Hintergrund

Um das Langzeitüberleben von Patienten mit Ösopgahuskarzinomen zu verbessern, kann die Durchführung eines multimodalen Therapieregimes als aktueller Standard angesehen werden. Bei diesem Konzept stellt die hohe Morbiditätsrate der chirurgischen Therapie von etwa 60 % die größte Herausforderung dar.
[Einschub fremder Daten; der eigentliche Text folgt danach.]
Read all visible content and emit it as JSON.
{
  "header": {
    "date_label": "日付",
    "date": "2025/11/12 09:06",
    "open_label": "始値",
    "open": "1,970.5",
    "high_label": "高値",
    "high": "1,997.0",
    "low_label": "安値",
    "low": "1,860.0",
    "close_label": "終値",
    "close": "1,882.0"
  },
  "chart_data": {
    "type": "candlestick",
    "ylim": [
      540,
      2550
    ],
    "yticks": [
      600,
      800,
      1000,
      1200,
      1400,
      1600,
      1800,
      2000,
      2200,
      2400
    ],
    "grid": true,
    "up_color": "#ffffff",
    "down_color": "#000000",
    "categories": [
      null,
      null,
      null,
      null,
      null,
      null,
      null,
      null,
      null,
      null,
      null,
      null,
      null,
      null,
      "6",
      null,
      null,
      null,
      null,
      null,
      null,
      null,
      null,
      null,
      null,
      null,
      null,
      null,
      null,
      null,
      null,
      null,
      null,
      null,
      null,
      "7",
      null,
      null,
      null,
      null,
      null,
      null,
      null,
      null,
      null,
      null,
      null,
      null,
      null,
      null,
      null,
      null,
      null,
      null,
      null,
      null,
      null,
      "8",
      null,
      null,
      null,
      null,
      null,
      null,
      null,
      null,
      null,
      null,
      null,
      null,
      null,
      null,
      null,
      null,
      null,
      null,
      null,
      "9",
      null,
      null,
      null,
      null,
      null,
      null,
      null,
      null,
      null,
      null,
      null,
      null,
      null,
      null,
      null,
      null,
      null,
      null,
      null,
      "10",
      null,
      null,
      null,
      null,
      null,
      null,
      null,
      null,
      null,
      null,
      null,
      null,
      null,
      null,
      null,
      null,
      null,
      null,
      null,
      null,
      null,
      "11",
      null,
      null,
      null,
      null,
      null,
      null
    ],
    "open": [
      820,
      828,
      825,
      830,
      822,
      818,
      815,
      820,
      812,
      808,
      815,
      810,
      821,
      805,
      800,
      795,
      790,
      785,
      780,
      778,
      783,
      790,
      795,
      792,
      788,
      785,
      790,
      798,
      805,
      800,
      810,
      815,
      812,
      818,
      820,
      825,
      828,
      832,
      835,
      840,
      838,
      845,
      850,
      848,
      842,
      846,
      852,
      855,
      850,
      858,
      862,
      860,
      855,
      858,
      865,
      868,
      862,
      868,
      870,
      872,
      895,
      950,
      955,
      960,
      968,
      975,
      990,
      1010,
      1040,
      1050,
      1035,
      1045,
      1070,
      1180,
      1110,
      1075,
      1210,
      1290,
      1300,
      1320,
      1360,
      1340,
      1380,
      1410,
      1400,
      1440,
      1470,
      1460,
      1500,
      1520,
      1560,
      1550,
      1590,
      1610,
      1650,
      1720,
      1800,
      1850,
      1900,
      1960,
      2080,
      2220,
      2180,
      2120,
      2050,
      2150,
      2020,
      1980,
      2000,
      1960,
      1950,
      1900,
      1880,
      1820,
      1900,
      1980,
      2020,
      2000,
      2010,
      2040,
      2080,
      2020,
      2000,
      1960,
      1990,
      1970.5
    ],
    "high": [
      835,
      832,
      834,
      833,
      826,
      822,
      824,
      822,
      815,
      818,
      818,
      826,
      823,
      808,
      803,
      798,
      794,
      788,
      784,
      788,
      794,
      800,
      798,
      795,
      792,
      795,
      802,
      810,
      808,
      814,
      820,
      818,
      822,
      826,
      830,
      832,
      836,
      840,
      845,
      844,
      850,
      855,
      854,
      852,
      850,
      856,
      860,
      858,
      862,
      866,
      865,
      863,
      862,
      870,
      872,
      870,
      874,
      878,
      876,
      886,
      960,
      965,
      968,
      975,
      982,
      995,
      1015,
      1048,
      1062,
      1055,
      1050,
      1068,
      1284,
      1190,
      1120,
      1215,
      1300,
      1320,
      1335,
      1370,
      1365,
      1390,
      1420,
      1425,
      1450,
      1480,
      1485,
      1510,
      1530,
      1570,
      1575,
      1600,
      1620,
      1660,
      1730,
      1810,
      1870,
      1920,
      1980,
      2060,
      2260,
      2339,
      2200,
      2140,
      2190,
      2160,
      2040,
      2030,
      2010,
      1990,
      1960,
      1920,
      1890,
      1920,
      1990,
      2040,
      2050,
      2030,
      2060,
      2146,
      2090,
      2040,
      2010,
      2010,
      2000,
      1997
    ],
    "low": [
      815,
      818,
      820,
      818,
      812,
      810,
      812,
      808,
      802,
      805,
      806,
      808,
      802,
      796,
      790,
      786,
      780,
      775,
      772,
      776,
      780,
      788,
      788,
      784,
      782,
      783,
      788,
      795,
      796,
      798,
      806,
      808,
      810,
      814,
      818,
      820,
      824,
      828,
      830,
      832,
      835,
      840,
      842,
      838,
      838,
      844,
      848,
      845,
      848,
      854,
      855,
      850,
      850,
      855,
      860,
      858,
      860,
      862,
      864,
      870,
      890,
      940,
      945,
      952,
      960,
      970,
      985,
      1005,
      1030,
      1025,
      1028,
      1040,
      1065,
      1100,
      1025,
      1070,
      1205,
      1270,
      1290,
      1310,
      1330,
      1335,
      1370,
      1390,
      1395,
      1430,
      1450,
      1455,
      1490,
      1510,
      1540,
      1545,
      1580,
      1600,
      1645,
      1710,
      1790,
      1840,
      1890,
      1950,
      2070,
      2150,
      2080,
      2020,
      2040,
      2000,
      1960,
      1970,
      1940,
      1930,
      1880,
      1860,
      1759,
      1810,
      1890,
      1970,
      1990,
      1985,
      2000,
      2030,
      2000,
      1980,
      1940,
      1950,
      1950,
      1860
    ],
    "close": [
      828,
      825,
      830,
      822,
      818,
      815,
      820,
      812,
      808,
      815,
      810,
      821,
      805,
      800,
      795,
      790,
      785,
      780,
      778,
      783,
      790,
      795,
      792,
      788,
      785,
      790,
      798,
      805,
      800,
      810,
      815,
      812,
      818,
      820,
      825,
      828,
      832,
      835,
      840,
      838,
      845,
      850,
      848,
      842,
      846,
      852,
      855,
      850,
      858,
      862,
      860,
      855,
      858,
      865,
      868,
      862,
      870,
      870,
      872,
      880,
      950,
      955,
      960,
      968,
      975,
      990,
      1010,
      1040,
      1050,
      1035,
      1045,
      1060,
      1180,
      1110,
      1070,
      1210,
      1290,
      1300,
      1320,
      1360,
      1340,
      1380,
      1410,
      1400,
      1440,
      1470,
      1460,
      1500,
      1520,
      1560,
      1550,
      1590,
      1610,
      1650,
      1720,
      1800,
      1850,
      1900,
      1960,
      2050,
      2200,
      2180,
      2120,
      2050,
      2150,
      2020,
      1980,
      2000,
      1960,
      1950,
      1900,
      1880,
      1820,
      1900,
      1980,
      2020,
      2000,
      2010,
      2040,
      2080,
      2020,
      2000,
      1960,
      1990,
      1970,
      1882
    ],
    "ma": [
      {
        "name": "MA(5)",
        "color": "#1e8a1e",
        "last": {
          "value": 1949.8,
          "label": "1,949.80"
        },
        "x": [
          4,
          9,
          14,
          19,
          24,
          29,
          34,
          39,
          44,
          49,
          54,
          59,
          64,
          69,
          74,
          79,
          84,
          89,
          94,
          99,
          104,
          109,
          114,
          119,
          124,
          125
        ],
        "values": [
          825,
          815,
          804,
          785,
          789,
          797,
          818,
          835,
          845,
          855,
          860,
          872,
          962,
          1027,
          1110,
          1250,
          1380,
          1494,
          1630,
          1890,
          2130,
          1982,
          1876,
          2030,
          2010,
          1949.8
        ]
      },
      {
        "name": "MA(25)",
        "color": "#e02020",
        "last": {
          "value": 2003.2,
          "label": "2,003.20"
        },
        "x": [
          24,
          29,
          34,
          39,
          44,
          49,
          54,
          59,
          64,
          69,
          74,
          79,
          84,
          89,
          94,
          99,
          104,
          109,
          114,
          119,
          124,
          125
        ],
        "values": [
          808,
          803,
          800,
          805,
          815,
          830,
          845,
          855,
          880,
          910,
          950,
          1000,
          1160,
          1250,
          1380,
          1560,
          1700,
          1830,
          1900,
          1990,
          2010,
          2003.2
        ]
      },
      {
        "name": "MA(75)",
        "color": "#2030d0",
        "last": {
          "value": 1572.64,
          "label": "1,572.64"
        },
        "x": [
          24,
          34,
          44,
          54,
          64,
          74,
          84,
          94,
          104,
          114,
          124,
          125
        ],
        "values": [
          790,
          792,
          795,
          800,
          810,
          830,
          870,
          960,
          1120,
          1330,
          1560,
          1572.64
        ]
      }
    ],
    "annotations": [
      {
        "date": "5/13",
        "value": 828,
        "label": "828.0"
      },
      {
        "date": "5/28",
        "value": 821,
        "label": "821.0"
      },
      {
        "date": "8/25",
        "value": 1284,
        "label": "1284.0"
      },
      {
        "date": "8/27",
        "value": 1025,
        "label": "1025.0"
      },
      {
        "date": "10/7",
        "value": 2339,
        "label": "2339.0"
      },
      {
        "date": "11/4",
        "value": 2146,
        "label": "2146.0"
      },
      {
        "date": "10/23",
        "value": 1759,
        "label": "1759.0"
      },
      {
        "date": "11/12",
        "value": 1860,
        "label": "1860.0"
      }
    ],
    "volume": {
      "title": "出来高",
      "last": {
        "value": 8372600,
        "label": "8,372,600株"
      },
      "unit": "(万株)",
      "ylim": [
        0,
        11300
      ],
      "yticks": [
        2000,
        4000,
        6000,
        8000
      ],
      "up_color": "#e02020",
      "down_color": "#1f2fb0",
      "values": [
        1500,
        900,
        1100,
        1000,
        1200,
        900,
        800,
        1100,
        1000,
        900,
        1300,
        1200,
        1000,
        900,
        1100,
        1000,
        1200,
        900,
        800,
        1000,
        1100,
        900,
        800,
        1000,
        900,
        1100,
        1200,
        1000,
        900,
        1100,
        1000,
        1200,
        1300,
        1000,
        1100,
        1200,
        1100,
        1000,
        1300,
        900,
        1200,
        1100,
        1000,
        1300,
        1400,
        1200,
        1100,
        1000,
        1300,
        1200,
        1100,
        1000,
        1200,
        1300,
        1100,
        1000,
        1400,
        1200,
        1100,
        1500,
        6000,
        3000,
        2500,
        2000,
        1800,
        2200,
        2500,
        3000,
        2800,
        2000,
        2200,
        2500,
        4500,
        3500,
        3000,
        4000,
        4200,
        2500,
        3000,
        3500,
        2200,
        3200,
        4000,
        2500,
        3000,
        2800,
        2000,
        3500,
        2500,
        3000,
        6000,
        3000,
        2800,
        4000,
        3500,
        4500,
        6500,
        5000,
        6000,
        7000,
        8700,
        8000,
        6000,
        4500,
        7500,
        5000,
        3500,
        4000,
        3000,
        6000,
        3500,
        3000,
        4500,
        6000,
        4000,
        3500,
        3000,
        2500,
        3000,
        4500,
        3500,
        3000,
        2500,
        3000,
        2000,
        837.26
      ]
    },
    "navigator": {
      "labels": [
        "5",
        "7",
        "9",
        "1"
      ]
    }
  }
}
Komplikationen verlängern nicht nur den Krankenhausaufenthalt und verursachen deutlich erhöhte Kosten, sondern beeinflussen die postoperative Lebensqualität negativ und verringern sogar die Überlebensrate. Die frühzeitige Identifizierung von Risikopatienten ist daher von immenser Wichtigkeit, um ggf. das therapeutische Vorgehen anpassen zu können.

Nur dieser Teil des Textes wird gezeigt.